Als das Ereignis näher rückte, konzentrierte sich Bella mehr auf ihre äußere Erscheinung. Sie hatte sich in den letzten Jahren wenig neue Kleider angeschafft, und die Dubliner Schneiderin, bei der sie hatte arbeiten lassen, hatte ihr Geschäft aufgegeben. Eine Sekunde lang kam ihr die verrückte Idee einer Reise nach London oder gar nach Paris, und nur in Anbetracht der knappen Zeit sah sie notgedrungen von dem Plan ab. Schließlich entdeckte sie ein Geschäft, das ihr zusagte, und kaufte sich dort eine ganz prachtvolle Robe aus rotem Atlas, die sie durch lange weiße Handschuhe und Atlasschuhe ergänzte. Es befand sich, ach, leider kein Diadem unter ihren Schmucksachen, aber [102] sie brachte eine Unzahl funkelnder viktorianischer Ringe ans Tageslicht, auch ein paar Ketten und Medaillons, Perlbroschen und Türkisohrringe und ein Granathalsband. Aus Dublin ließ sie einen Friseur kommen.

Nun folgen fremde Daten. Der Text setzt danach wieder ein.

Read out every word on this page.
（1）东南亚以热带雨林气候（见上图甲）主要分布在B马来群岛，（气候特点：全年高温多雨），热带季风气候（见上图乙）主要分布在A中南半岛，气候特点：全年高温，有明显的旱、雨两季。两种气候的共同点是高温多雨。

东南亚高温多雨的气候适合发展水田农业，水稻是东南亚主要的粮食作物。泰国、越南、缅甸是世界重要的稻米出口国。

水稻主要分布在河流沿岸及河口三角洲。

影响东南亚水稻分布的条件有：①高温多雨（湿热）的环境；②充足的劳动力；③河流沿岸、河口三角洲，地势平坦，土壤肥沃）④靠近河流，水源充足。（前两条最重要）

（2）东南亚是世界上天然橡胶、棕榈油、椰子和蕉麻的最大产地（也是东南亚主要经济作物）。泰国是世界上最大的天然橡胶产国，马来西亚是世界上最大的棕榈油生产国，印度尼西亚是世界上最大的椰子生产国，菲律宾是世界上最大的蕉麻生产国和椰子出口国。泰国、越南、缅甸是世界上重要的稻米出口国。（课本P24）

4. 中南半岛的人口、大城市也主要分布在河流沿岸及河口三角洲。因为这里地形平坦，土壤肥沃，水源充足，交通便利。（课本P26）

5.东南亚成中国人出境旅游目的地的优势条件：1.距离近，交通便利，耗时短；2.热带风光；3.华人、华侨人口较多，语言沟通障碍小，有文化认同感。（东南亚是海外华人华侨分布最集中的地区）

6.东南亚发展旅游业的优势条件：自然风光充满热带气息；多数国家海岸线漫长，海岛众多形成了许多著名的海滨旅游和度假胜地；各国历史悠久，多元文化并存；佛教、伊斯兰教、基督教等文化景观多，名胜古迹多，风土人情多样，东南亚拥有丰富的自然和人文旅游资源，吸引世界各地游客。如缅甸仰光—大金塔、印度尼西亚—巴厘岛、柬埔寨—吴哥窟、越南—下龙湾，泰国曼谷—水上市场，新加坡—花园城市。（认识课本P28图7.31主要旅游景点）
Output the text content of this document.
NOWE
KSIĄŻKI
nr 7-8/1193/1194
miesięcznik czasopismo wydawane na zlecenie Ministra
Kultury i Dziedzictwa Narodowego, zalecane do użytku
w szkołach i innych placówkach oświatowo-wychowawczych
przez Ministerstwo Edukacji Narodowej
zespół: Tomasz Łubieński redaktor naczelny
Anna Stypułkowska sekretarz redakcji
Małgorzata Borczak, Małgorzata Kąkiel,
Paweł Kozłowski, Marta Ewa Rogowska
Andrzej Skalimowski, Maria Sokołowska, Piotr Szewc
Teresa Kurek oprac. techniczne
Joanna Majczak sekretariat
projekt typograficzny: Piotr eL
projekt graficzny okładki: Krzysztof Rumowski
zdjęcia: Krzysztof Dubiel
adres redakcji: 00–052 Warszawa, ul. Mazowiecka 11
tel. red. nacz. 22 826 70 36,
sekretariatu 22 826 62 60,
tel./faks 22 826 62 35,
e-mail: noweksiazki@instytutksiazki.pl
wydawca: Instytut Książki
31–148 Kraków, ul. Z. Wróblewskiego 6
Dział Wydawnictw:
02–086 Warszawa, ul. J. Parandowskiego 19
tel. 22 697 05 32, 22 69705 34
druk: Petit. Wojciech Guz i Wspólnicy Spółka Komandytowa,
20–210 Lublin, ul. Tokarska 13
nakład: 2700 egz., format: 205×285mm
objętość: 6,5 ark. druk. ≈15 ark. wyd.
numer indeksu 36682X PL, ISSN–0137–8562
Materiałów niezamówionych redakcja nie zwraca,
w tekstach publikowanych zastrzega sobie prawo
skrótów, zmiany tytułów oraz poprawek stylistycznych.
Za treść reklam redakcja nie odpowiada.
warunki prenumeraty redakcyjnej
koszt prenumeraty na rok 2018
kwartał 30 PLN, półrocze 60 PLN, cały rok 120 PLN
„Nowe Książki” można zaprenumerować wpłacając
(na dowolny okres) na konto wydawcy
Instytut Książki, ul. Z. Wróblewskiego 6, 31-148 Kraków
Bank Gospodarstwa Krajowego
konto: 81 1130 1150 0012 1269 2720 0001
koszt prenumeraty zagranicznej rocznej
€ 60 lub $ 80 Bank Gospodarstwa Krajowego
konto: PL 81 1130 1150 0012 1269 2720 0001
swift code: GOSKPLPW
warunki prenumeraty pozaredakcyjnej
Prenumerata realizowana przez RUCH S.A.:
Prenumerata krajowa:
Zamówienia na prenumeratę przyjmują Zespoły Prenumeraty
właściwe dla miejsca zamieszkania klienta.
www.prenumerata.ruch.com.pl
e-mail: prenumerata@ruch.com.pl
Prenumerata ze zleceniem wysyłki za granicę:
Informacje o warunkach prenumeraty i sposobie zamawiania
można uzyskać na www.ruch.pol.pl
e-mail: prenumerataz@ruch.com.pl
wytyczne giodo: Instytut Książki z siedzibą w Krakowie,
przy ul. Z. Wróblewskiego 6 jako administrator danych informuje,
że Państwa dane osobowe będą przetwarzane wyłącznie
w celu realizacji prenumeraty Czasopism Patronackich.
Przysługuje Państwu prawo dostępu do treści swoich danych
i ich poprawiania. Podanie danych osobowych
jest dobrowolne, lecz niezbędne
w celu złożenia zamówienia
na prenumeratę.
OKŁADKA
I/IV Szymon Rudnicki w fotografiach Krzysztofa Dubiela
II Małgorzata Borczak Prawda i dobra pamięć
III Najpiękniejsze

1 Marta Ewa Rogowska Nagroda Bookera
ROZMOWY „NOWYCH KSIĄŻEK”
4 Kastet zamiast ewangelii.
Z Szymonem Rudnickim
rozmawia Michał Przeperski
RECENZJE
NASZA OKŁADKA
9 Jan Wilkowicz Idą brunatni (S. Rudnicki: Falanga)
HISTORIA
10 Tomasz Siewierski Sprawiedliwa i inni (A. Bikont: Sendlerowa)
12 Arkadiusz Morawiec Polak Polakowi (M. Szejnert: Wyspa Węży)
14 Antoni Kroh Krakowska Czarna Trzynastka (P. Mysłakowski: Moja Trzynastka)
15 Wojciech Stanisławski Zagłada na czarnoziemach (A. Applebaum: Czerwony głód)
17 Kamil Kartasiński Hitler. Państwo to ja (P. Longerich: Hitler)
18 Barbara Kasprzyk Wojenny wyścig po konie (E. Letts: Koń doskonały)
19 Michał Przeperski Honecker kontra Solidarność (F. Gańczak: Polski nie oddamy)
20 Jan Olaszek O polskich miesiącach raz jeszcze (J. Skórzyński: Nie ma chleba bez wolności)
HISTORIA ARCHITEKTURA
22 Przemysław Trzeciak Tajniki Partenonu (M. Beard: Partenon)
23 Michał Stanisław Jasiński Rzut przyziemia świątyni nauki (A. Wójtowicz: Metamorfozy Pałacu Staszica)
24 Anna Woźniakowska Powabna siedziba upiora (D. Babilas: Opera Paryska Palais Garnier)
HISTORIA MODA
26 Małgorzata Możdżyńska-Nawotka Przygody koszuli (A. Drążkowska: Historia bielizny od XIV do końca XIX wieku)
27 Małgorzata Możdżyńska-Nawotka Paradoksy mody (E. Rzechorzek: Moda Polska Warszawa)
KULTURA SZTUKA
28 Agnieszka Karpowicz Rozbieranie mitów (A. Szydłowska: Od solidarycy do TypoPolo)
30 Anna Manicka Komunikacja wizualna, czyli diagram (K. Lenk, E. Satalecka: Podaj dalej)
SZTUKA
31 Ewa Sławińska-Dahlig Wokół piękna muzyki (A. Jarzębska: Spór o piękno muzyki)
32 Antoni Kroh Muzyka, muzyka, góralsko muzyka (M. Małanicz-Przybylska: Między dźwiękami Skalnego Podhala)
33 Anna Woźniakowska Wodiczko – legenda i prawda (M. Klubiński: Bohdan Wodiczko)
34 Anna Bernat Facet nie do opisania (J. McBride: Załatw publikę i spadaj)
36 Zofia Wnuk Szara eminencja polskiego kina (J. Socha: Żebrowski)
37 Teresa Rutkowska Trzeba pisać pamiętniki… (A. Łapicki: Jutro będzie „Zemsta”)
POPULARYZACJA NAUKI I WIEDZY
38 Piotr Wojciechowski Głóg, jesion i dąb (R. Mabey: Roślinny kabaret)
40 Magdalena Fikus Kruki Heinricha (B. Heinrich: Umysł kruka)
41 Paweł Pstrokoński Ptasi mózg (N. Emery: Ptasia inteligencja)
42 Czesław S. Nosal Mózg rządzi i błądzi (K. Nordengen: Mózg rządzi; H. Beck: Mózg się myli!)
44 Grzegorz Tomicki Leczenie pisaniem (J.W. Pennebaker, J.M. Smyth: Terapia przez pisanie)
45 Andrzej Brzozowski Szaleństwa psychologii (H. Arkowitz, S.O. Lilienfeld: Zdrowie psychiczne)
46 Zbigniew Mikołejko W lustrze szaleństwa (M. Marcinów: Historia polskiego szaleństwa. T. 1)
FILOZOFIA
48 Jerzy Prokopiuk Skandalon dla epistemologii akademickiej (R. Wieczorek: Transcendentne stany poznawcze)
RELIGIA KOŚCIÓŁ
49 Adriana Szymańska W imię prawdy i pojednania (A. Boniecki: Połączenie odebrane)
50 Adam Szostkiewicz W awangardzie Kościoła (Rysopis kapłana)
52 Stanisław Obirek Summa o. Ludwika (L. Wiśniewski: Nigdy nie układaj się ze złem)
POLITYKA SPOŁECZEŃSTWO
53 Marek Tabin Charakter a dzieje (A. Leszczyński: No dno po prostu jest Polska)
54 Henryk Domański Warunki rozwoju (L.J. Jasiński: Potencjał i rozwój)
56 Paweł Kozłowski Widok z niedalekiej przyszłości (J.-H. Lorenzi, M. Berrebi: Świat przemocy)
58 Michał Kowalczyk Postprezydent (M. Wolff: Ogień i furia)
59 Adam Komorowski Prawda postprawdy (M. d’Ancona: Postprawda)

Am Morgen des Balltages erwachte sie frühzeitig, war vor nervöser Erregung etwas fiebrig, warf sich im Bett herum, bis nach ihr verlangt wurde, und wiederholte sich in ihrem rastlosen Geist alle Einzelheiten der Vorbereitungen. Bis zum Mittagessen hatte sie das Aufstecken von Hunderten von Kerzen in den Wandleuchtern im Ballsaal und Esssaal und in den drei großen Kronleuchtern aus geschliffenem Waterford-Kristall beaufsichtigt; sie hatte zugesehen, wie die Esstische mit Glas und Silber gedeckt und die massiven Weinkühler neben das Büfett gestellt wurden; sie hatte geholfen, die große Halle und die Treppe mit einer Fülle von Chrysanthemen zu verschönern. Das Mittagessen ließ sie ausfallen, obwohl Riley ihr gern Kostproben der bereits eingetroffenen Delikatessen aufgenötigt hätte. Sie fühlte sich ein wenig matt und ruhte ein Weilchen, raffte sich aber bald wieder auf, um eigenhändig die wappengeschmückten Knöpfe auf die Livreen der Mietsdiener zu nähen.
Die Einladungen lauteten auf acht Uhr. Sie [103] fragte sich, ob es nicht zu früh sei – sie hatte neuerdings von Gesellschaften sprechen hören, die erst sehr spät begannen; aber als der Nachmittag sich so unerträglich hinschleppte und schließlich sattes Dämmerlicht das Haus umfing, war Bella froh, dass sie die aufreibende Wartezeit befristet hatte.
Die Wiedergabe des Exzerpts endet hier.